C'est donc une question de méthode qui se pose. Mais il se pose alors immédiatement un autre problème : le caractère foncièrement inhumain d'une connaissance qui ne recourt plus aux explications humaines habituelles. Non seulement, par une telle méthode, les sentiments humains les plus nobles se trouvent analysés en passions jugées viles, mais on retire du même coup ce qu'il pouvait y avoir de consolateur dans la contemplation de la partie la plus haute, la plus morale de l'humanité, et dans la pensée de sa destinée supranaturelle. Tout ceci est supprimé d'un coup, et la vérité devient ainsi laide et repoussante.

Cette première partie est ainsi partagée à peu près en deux groupes d'aphorismes :

les aphorismes qui montrent les erreurs de la métaphysique ;

les aphorismes qui posent les questions méthodologiques et morales sur les conséquences de l'impossibilité d'une perspective métaphysique sur le monde.
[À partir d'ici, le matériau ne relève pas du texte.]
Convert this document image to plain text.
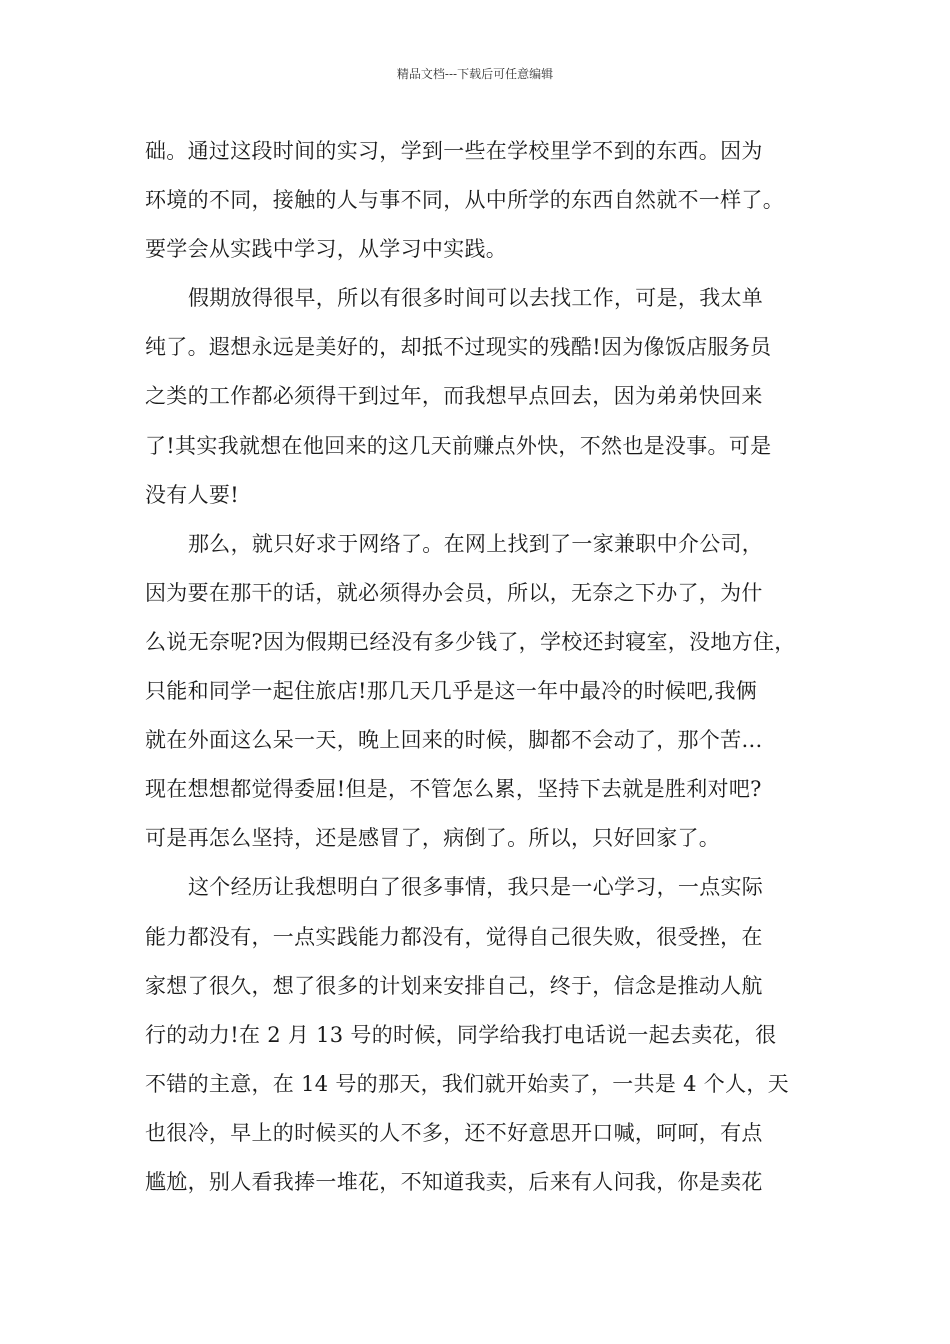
精品文档---下载后可任意编辑
础。通过这段时间的实习，学到一些在学校里学不到的东西。因为
环境的不同，接触的人与事不同，从中所学的东西自然就不一样了。
要学会从实践中学习，从学习中实践。
假期放得很早，所以有很多时间可以去找工作，可是，我太单
纯了。遐想永远是美好的，却抵不过现实的残酷!因为像饭店服务员
之类的工作都必须得干到过年，而我想早点回去，因为弟弟快回来
了!其实我就想在他回来的这几天前赚点外快，不然也是没事。可是
没有人要!
那么，就只好求于网络了。在网上找到了一家兼职中介公司，
因为要在那干的话，就必须得办会员，所以，无奈之下办了，为什
么说无奈呢?因为假期已经没有多少钱了，学校还封寝室，没地方住，
只能和同学一起住旅店!那几天几乎是这一年中最冷的时候吧,我俩
就在外面这么呆一天，晚上回来的时候，脚都不会动了，那个苦…
现在想想都觉得委屈!但是，不管怎么累，坚持下去就是胜利对吧?
可是再怎么坚持，还是感冒了，病倒了。所以，只好回家了。
这个经历让我想明白了很多事情，我只是一心学习，一点实际
能力都没有，一点实践能力都没有，觉得自己很失败，很受挫，在
家想了很久，想了很多的计划来安排自己，终于，信念是推动人航
行的动力!在 2 月 13 号的时候，同学给我打电话说一起去卖花，很
不错的主意，在 14 号的那天，我们就开始卖了，一共是 4 个人，天
也很冷，早上的时候买的人不多，还不好意思开口喊，呵呵，有点
尴尬，别人看我捧一堆花，不知道我卖，后来有人问我，你是卖花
Le point sans doute essentiel est que Nietzsche fait dès le début du livre entrer le temps dans le champ de la pensée. Il n'est plus question de se demander ce qui vaut éternellement, et de donner ainsi une valeur absolue à certaines réalités, mais de penser le monde d'un point de vue fini, celui de l'homme, c'est-à-dire d'un être vivant, donc mortel, qui ne sait en somme pas grand chose sur le monde qui l'entoure ni sur lui-même. Il y a là une certaine ressemblance avec la démarche socratique, qui nous appelle à la modestie. Nous verrons que cette perspective temporelle sur la finitude humaine entraine une redéfinition complète du champ de la philosophie, en particulier une prise en considération de ces nombreux aspects de la vie humaine qui furent longtemps refoulés par la pensée éternelle (par exemple le rêve, dont l'interprétation a une place clé dans la méthode nietzschéenne).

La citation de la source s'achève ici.